Do I use T^2=4pi^2/GM x r^3?
yes. Pluto's rotation period is 6.39 (earth) days. You will also need its mass.
then how do i get the altitude after i solve for r subtract the radius of pluto?
yes, altitude=r-radiuspluto
Yes, you can use the formula T^2 = (4π^2 / GM) x r^3 to determine the altitude of a satellite in a synchronous orbit around Pluto. Let's break down the formula step by step:
T^2: This represents the orbital period of the satellite, i.e., the time it takes for the satellite to complete one orbit around Pluto.
G: This represents the gravitational constant, which is approximately 6.67430 x 10^-11 m^3 kg^-1 s^-2.
M: This represents the mass of Pluto, which is approximately 1.303 x 10^22 kg.
r: This represents the radius of the satellite's orbit. Since the satellite is in a synchronous orbit over the equator, we can consider the radius as the distance between the center of Pluto and the equator.
To solve for the altitude of the synchronous orbit, we need to rearrange the formula. Here's a step-by-step guide on how to do this:
1. Rearrange the formula to solve for the radius, r:
r = (G x M x T^2 / 4π^2)^(1/3)
2. Substitute the known values:
- Plug in the value of the gravitational constant, G.

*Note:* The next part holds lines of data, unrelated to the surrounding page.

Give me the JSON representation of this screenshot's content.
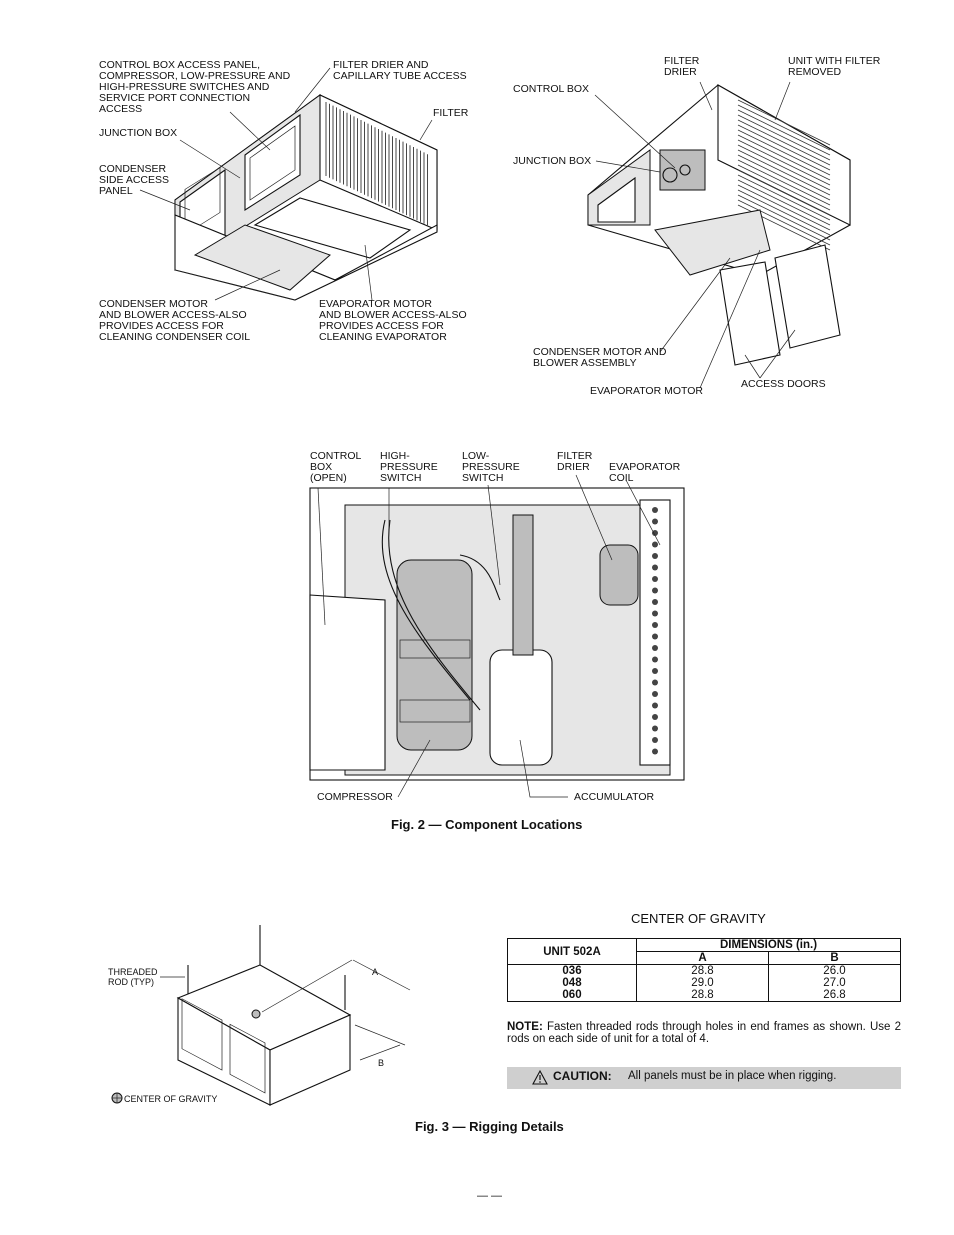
{
  "figure2": {
    "top_left_labels": {
      "control_box_panel": "CONTROL BOX ACCESS PANEL,\nCOMPRESSOR, LOW-PRESSURE AND\nHIGH-PRESSURE SWITCHES AND\nSERVICE PORT CONNECTION\nACCESS",
      "filter_drier_cap": "FILTER DRIER AND\nCAPILLARY TUBE ACCESS",
      "filter": "FILTER",
      "junction_box": "JUNCTION BOX",
      "condenser_side": "CONDENSER\nSIDE ACCESS\nPANEL",
      "condenser_motor": "CONDENSER MOTOR\nAND BLOWER ACCESS-ALSO\nPROVIDES ACCESS FOR\nCLEANING CONDENSER COIL",
      "evaporator_motor": "EVAPORATOR MOTOR\nAND BLOWER ACCESS-ALSO\nPROVIDES ACCESS FOR\nCLEANING EVAPORATOR"
    },
    "top_right_labels": {
      "filter_drier": "FILTER\nDRIER",
      "unit_filter_removed": "UNIT WITH FILTER\nREMOVED",
      "control_box": "CONTROL BOX",
      "junction_box": "JUNCTION BOX",
      "condenser_motor_blower": "CONDENSER MOTOR AND\nBLOWER ASSEMBLY",
      "evaporator_motor": "EVAPORATOR MOTOR",
      "access_doors": "ACCESS DOORS"
    },
    "middle_labels": {
      "control_box_open": "CONTROL\nBOX\n(OPEN)",
      "high_pressure": "HIGH-\nPRESSURE\nSWITCH",
      "low_pressure": "LOW-\nPRESSURE\nSWITCH",
      "filter_drier": "FILTER\nDRIER",
      "evaporator_coil": "EVAPORATOR\nCOIL",
      "compressor": "COMPRESSOR",
      "accumulator": "ACCUMULATOR"
    },
    "caption": "Fig. 2 — Component Locations"
  },
  "figure3": {
    "threaded_rod": "THREADED\nROD (TYP)",
    "center_of_gravity": "CENTER OF GRAVITY",
    "dim_a": "A",
    "dim_b": "B",
    "table_title": "CENTER OF GRAVITY",
    "table": {
      "unit_header": "UNIT 502A",
      "dimensions_header": "DIMENSIONS (in.)",
      "col_a": "A",
      "col_b": "B",
      "rows": [
        {
          "unit": "036",
          "a": "28.8",
          "b": "26.0"
        },
        {
          "unit": "048",
          "a": "29.0",
          "b": "27.0"
        },
        {
          "unit": "060",
          "a": "28.8",
          "b": "26.8"
        }
      ]
    },
    "note_label": "NOTE:",
    "note_text": "Fasten threaded rods through holes in end frames as shown. Use 2 rods on each side of unit for a total of 4.",
    "caution_label": "CAUTION:",
    "caution_text": "All panels must be in place when rigging.",
    "caption": "Fig. 3 — Rigging Details"
  },
  "page_number": "— —",
  "colors": {
    "caution_bg": "#cfcfcf",
    "ink": "#111111"
  }
}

- Plug in the mass of Pluto, M.
- Plug in the desired orbital period, T, for a synchronous orbit (usually equal to the rotational period of the planet).
3. Calculate the radius, r, by evaluating the expression using a calculator.
The resulting radius will give you the distance from the center of Pluto to the satellite in the synchronous orbit. However, to determine the altitude of the orbit, you have to subtract the radius of Pluto from the value you calculated.